The Rebecca in question is Britain’s Rebecca Redfern. She was indeed a second or more ahead. Krawzow could feel her dream of Paralympic gold slipping away. Again.
Five years earlier Krawzow had arrived at Rio 2016 as a world record holder and red-hot favourite, but faded to fifth. Determined not to be denied again, she reeled in Redfern, inch by inch.
The German touched first, but was one of the last to know it.
“I had to ask a volunteer at the poolside what my time was,” she says.
“After that I realised I was the winner. It was very emotional for me. There was a lot of work and sacrifices for this medal so I was the happiest girl in the world.”
After the Paralympics, Krawzow travelled, celebrated and got engaged to her boyfriend. Life was good, but her headaches were bad.
She had felt them in Tokyo, but put them down to jet-leg, a new environment, the build-up of a decade of Paralympic pressure. They were harder to explain as they persisted on a post-Games holiday in Paris.
She went for an MRI scan the afternoon after she and her fiancée Phillip had been shopping for wedding rings. The images came back showing a malignant brain tumour.
“I had been so happy and then in that next second of the diagnosis, I felt completely destroyed,” Krawzow says.
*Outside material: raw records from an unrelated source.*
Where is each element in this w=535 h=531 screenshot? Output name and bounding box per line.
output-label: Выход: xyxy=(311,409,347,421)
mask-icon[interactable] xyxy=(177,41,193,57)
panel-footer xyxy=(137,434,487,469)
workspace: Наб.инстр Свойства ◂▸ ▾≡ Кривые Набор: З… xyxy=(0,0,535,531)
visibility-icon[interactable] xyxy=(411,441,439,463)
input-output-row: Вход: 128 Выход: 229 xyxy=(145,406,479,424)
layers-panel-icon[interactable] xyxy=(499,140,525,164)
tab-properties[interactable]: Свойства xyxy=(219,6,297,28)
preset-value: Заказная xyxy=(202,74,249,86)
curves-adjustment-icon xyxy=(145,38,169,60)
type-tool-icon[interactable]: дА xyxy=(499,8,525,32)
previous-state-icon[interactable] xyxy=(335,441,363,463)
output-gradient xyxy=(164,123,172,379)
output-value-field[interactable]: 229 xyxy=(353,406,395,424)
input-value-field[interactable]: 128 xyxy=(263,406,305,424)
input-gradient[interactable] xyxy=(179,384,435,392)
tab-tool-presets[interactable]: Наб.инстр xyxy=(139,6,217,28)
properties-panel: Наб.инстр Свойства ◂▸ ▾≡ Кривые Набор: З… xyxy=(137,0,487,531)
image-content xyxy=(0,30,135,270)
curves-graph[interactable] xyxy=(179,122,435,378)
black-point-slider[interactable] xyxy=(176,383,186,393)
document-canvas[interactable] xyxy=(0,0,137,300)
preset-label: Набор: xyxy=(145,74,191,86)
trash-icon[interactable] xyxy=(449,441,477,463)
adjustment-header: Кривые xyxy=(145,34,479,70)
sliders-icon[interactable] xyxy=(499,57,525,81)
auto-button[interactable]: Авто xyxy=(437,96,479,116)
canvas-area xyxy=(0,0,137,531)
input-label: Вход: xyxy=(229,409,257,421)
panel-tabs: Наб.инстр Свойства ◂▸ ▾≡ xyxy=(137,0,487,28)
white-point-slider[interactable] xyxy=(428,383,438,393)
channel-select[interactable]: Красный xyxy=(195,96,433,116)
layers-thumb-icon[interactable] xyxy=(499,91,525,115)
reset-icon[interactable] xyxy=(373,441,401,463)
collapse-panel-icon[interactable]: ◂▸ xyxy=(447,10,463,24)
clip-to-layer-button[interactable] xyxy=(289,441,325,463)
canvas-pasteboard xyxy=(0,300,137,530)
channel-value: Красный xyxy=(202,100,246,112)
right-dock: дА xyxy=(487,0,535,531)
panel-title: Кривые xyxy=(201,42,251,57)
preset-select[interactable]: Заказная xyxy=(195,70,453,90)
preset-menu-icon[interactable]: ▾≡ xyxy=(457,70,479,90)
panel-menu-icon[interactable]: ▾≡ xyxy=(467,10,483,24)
“All my good feeling was gone.”
An operation followed, chemotherapy and radiotherapy stretches in front of her for another 10 months. Our interview was interrupted by the latest, thankfully upbeat, update from her doctor.
Krawzow, now 28, is still training, still competing, still unswerving in her approach to sport and life: ignoring the noise, focusing on her own race. June’s World Championships in Portugal is next. Paris 2024 around the corner.
“One of my first questions after my brain operation was how soon can I train again,” she says.
“I think this is one of the most important things in life: to have goals, rather than staying at home, thinking about all the horrible things.”
Instead Krawzow keeps chasing her new horizons, and challenging our old assumptions.